This fall at The Huntington, two exhibitions focus on the practice of observing and documenting natural phenomena in ways that lead to profound insights.
By Andrew Kersey
Both exhibits open on September 14, 2024 and will be available through January 6, 2025. They are part of PST ART: Art & Science Collide, Getty’s regional collaboration involving more than 70 cultural institutions across Southern California.
- “Storm Cloud: Picturing the Origins of Our Climate Crisis” examines the ways in which British and American scientists and artists documented the environmental impact of industrialization from the late 18th through the early 20th centuries.
- “奪天工 Growing and Knowing in the Gardens of China” focuses on how scholars and artists of the Ming and Qing dynasties (1368–1912) carefully studied plants to gain insight into the wider world and themselves.
Each exhibit traces a history of the relationship between humans and the environment. And both share an emphasis on close observation of the natural world and the important role that observation played in art, science, and ethics.
“Storm Cloud”
“Storm Cloud” takes its name from “The Storm-Cloud of the Nineteenth Century,” a series of impassioned lectures given by the British essayist and art critic John Ruskin in 1884.
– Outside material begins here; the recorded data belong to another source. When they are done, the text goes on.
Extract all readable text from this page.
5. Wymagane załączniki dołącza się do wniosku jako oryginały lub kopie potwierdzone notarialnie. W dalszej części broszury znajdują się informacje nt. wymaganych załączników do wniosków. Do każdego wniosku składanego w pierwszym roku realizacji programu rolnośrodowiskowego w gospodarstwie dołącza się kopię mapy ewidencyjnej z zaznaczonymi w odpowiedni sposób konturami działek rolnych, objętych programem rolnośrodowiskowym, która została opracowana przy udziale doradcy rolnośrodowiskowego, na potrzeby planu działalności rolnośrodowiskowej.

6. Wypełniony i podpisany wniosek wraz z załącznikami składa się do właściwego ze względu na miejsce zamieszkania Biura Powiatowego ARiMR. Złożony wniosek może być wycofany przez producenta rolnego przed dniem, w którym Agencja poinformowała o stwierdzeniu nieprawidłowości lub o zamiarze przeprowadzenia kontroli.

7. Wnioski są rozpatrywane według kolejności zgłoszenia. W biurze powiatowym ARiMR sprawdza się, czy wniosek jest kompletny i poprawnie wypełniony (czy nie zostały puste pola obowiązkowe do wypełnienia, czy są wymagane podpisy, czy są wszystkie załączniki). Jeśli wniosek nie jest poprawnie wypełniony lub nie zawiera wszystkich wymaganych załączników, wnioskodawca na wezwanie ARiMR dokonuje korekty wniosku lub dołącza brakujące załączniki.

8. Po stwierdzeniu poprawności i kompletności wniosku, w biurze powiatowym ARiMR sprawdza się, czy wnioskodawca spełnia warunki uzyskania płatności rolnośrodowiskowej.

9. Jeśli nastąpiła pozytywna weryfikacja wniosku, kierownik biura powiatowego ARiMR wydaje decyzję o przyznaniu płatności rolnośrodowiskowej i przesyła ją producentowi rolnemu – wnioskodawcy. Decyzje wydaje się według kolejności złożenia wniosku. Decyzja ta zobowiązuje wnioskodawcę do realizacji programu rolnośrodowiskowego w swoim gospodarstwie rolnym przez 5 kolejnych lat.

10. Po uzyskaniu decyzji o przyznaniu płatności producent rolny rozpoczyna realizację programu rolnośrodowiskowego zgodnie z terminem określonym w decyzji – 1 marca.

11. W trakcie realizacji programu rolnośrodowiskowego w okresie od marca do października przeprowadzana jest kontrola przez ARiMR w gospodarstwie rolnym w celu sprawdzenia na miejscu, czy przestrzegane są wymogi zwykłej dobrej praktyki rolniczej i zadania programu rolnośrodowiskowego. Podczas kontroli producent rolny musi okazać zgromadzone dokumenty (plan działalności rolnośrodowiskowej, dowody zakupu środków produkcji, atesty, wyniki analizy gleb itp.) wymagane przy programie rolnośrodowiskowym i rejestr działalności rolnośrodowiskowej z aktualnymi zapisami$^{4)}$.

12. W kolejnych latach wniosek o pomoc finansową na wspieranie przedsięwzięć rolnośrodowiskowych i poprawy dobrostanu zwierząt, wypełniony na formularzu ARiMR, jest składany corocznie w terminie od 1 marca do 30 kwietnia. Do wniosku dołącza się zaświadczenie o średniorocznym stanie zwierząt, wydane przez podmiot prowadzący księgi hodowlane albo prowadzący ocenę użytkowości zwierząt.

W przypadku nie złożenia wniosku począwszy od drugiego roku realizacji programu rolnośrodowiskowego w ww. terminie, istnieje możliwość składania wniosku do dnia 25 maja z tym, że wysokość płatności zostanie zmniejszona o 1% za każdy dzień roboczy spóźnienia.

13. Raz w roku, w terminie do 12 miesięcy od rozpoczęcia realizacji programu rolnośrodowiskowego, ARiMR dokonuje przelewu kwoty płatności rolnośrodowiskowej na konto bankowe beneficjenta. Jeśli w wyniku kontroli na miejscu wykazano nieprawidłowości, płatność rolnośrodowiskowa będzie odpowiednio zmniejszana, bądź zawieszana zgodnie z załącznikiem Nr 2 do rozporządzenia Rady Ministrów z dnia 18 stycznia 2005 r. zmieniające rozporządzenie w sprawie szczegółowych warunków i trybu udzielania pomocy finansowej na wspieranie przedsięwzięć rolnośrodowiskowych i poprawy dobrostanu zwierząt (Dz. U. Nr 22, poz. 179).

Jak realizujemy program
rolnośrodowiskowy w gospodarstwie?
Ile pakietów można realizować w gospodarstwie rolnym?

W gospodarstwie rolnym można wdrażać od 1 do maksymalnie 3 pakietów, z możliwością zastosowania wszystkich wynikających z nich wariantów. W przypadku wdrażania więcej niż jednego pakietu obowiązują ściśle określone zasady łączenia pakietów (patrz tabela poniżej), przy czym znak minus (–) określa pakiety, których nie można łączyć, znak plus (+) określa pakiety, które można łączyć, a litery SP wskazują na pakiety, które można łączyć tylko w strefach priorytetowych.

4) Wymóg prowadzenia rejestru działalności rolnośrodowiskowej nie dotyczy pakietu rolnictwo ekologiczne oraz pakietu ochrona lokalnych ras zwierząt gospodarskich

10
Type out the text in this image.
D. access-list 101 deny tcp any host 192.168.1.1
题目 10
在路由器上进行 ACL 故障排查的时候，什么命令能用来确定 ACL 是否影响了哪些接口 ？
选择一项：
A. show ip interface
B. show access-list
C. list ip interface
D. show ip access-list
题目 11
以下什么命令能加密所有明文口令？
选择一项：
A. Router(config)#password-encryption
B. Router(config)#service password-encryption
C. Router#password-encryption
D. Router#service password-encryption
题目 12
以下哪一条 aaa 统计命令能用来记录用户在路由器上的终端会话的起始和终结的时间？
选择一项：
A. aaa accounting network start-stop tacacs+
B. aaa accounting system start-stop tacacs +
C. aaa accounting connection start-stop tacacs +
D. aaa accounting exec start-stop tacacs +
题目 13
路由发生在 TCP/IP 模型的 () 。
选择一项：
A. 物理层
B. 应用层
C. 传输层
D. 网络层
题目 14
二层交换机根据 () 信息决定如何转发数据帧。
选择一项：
Ruskin was one of the first people to home in on industrialization’s impact on the atmosphere: dark, polluted skies. In the summer of 1871, he began to write about what he had been observing. Some in the modern U.S. West came to a similar realization, though only when faced with the early signs of an impending crisis.
“Growing and Knowing”
Centuries earlier, careful observation of the natural world, and the ethical insights that followed from it, defined the work of Chinese scholars. Chinese gardens provided opportunities not only for contemplation but physical engagement. Gardening was seen as a necessary complement to intellectual pursuits and a more complete way of knowing what nature had to teach. Working directly with plants, even actively interfering in natural processes, led to more advanced horticultural practices.
Did these new horticultural practices “usurp the works of Heaven” (duo Tian gong 奪天工), as some Chinese scholars of the era contended, or were such interferences respectful augmentations of nature?
When viewed together, The Huntington’s two PST exhibitions elicit these and other provocative questions about how close observation—of changes over time, of our connections to other living things, and of the ethical implications those connections entail—can be a powerful catalyst for re-envisioning one’s place in the world.